3.5.3.5   Uses/Interactions

  • hr_monitor.py: assumption_free.py receives from it newly acquired data for analysis and sends back the analysis results.

3.5.4   aouda

../../../_images/CLSAouda.png

3.5.4.1   Classification

Package, Class, Tango’s DeviceServer implementation.

3.5.4.2   Responsibilities

Is in charge of simmulating data generated by the Aouda Suit and implementing all necessary interfaces to integrate itself with the rest of the C3 Prototype. It does not make any computation by itself, it only acts as a proxy between the external world and the aouda.py.

3.5.4.3   Constraints

Returns heart rate and acceleration data with format:

[
      [hr1, acc_x1, acc_y1, acc_z1,
       hr2, acc_x2, acc_y2, acc_z2,
       ...
       hrN, acc_xN, acc_yN, acc_zN],
      [timestamp1, timestamp1, timestamp1, timestamp1,
       timestamp2, timestamp2, timestamp2, timestamp2,
       ...
       timestampN, timestampN, timestampN, timestampN],
]

3.5.4.4   Composition

The package’s subcomponents are described below:

  • PyDsExpClass
    • Type: class.
    • Function: defines DeviceServer’s attributes and commands.
  • PyDsExp
    • Type: class.
    • Function: implements interface defined in PyDsExpClass.

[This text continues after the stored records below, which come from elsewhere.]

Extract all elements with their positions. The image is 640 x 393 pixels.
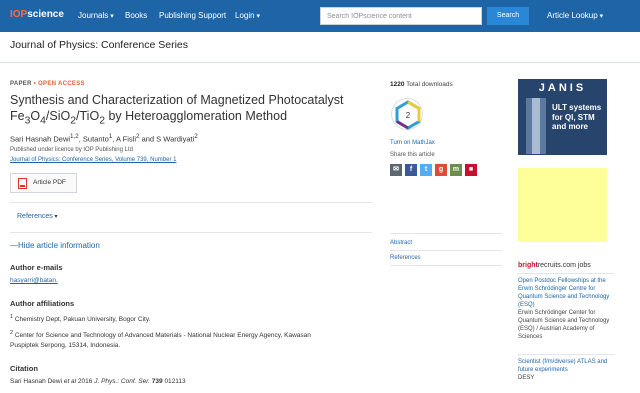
citation-text: Sari Hasnah Dewi et al 2016 J. Phys.: Co… [10,378,186,385]
janis-logo: JANIS [538,82,587,94]
share-buttons: ✉ f t g m ■ [390,164,477,177]
twitter-icon[interactable]: t [420,164,432,176]
divider [10,232,372,233]
divider [518,273,614,274]
journal-title[interactable]: Journal of Physics: Conference Series [10,39,188,51]
journal-breadcrumb: Journal of Physics: Conference Series, V… [10,157,177,163]
nav-journals[interactable]: Journals [78,11,114,20]
divider [390,250,502,251]
journal-link[interactable]: Journal of Physics: Conference Series [10,157,112,163]
side-nav-abstract[interactable]: Abstract [390,240,412,246]
hide-article-info-toggle[interactable]: —Hide article information [10,241,100,250]
author-affiliations-heading: Author affiliations [10,299,75,308]
number-link[interactable]: Number 1 [150,157,176,163]
side-nav-references[interactable]: References [390,255,421,261]
search-input[interactable] [320,7,482,25]
open-access-badge: OPEN ACCESS [38,81,85,87]
nav-publishing-support[interactable]: Publishing Support [159,11,226,20]
nav-login[interactable]: Login [235,11,260,20]
badge-count: 2 [406,111,411,120]
mendeley-icon[interactable]: m [450,164,462,176]
references-dropdown[interactable]: References [17,213,57,220]
pdf-icon [18,178,27,189]
affiliation-1: 1 Chemistry Dept, Pakuan University, Bog… [10,314,151,324]
citation-heading: Citation [10,364,38,373]
nav-article-lookup[interactable]: Article Lookup [547,11,603,20]
divider [10,202,372,203]
divider [390,265,502,266]
ad-tagline: ULT systems for QI, STM and more [552,103,602,131]
advertisement-placeholder[interactable] [518,168,607,242]
affiliation-2: 2 Center for Science and Technology of A… [10,330,311,350]
altmetric-donut-icon: 2 [395,100,421,130]
nav-books[interactable]: Books [125,11,147,20]
author-email-link[interactable]: hasyarri@batan. [10,276,58,286]
mathjax-toggle[interactable]: Turn on MathJax [390,140,435,146]
google-plus-icon[interactable]: g [435,164,447,176]
author-emails-heading: Author e-mails [10,263,63,272]
author-list: Sari Hasnah Dewi1,2, Sutanto1, A Fisli2 … [10,133,198,144]
article-type-label: PAPER • OPEN ACCESS [10,81,85,87]
iopscience-logo[interactable]: IOPscience [10,9,64,20]
licence-statement: Published under licence by IOP Publishin… [10,147,133,153]
citeulike-icon[interactable]: ■ [465,164,477,176]
search-button[interactable]: Search [487,7,529,25]
header-divider [0,62,640,63]
email-share-icon[interactable]: ✉ [390,164,402,176]
facebook-icon[interactable]: f [405,164,417,176]
top-nav-bar: IOPscience Journals Books Publishing Sup… [0,0,640,32]
volume-link[interactable]: Volume 739 [115,157,147,163]
janis-advertisement[interactable]: JANIS ULT systems for QI, STM and more [518,79,607,155]
total-downloads: 1220 Total downloads [390,81,453,88]
altmetric-badge[interactable]: 2 [391,98,423,130]
minus-icon: — [10,241,18,250]
share-label: Share this article [390,152,435,158]
cryostat-illustration [526,98,546,154]
divider [390,233,502,234]
article-pdf-button[interactable]: Article PDF [10,173,77,193]
article-title: Synthesis and Characterization of Magnet… [10,93,344,127]
divider [518,354,614,355]
job-listing[interactable]: Open Postdoc Fellowships at the Erwin Sc… [518,277,614,341]
job-listing[interactable]: Scientist (f/m/diverse) ATLAS and future… [518,358,614,382]
brightrecruits-header[interactable]: brightrecruits.com jobs [518,262,591,269]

3.5.4.5   Uses/Interactions

  • hr_monitor: aouda receives requests for the suits’ data from it.
  • aouda.py: aouda forwards its requests to this package for processing.

3.5.5   aouda.py

../../../_images/CLSAoudaController.png

3.5.5.2   Responsibilities

Is in charge of simulating the heart rate and accelerometer data generation of the Aouda.X suit.

3.5.5.3   Constraints

The response times should be keept in all cases at a minimum to avoid timeouts. As minimum we will consider here the timeout time of Tango synchronous requests.

3.5.5.4   Composition

The package’s subcomponents are described below:

  • Aouda
    • Type: class.
    • Function: takes charge of package’s responsibilities.
  • Aouda.DP
    • Type: named tuple.
    • Function: encapsulates the heart rate and acceleration data.

3.5.5.5   Uses/Interactions

  • aouda: aouda.py receives from it forwarded requests for simmulated data.

3.5.6   data_model.py

../../../_images/CLSDataModel.png

3.5.6.2   Responsibilities

Is in charge of modeling the hear rate, acceleration and anomaly analysis data, and of managing its storage.

3.5.6.4   Composition

The package’s subcomponents are described below:

  • Datapoint
    • Type: class.
    • Function: models a heart rate-acceleration datapoint.
  • Alarm
    • Type: class.
    • Function: models a single anomaly analysis result.

3.5.6.5   Uses/Interactions

  • hr_monitor.py: data_model.py provides to it the classes necessary to model the data used.